Ronnie Kwesi Coleman is no stranger to remote work environments. His career started at HyperOffice, a remote collaboration tools startup. Now, as the co-founder and CEO, he leads Meaningful Gigs — a fully remote company that connects U.S. businesses with a community of African designers.
“I always believed that productivity doesn’t come from seeing somebody every day, but it comes from setting the right goals and hiring the right people,” said Coleman. “If you have the right people with the right goals, things are going to get done. If you hire the wrong people, it doesn't matter where they are … they’re not going to do the work.”
Every quarter, Meaningful Gigs hosts a retreat where employees travel to meet in person for a week, discussing the previous quarter’s performance, goals for the next quarter and problems to solve — along with making time to socialize, too.
“In order to really bond, it’s more about are we really solving problems together? We feel like once a quarter is enough to do that,” Coleman said.
With this flexibility, one employee was able to move to a different state when their partner’s job required it. Another employee returned to the U.S. after living abroad in China for many years, Coleman said.
Molecula, an AI operations startup, requires employees to attend two in-person collaboration days each year, typically in the first and third quarters. The rest of the time, the employees can be fully remote or come into the company’s Austin headquarters, if preferred.
“All of the great things that people say about in-person connection, we value that, too. We don’t want to lose that, but we’re going to do it in a more concentrated way and team-based,” said James Durango, director of people operations at Molecula.
A hybrid work environment would not work for Molecula as it aims to scale to 75 people by the end of the year, Durango said. All startups need to make decisions around work environments that align with the company’s strategies, he said.
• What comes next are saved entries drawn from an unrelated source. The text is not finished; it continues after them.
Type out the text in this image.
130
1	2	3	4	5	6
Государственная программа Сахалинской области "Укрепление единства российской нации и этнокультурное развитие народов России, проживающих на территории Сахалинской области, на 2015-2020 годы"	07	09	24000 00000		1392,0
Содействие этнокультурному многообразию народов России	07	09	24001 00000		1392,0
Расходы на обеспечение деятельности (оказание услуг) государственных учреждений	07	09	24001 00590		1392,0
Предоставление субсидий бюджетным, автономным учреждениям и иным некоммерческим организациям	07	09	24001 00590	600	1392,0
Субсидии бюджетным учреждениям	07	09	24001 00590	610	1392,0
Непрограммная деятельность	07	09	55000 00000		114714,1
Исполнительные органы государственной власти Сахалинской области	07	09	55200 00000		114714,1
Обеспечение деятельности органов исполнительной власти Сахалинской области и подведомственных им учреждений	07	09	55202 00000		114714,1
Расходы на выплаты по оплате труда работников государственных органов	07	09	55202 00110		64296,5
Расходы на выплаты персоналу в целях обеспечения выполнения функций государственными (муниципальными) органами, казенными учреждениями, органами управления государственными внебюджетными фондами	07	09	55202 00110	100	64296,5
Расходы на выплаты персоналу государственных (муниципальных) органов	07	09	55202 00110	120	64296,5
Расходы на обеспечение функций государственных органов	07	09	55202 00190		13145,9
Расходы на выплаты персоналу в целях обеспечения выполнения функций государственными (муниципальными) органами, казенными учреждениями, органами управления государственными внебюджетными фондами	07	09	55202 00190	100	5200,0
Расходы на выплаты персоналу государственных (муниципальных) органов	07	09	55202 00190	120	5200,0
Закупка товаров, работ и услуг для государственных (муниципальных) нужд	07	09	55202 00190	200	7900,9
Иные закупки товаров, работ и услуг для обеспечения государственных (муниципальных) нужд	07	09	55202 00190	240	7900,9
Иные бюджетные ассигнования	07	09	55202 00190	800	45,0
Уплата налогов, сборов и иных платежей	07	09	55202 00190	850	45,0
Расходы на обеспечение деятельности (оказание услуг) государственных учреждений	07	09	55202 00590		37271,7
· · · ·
Just because tech giants are making certain decisions, it does not mean startups need to follow suit.
During the pandemic, the social media management platform, Hootsuite, acquired two companies, growing its employee count to more than 1,100. The company’s Vancouver office opened at 10 percent capacity on September 7, and its other offices have varying levels of openness based on local guidelines — some international offices are open at 15 percent capacity, while other offices with very small populations are at nearly 100 percent.
Despite investing in its physical office spaces, Hootsuite will not require employees to work in the office. Employees can decide what they want, whether that’s working from home or in the office.
“The choice is the employee’s choice. I have peers that are working in different organizations, and [they] encourage people to come in at least three times a week or four times a week. We have no rules like that at Hootsuite. It’s what are you comfortable with?” said Teresa Tabo, Hootsuite’s director of people partners.
Tabo encourages other tech companies to listen to their employees when deciding the future of their workplaces. “2020 and 2021 has really changed the way people think and what people want,” Tabo said. “I think it also has given us an opportunity to show that going to an office and sitting at a desk from 9 to 5 doesn’t necessarily mean that people are going to produce their best work.”
When evaluating workplace requirements, make sure they are grounded in empathy, Tabo said.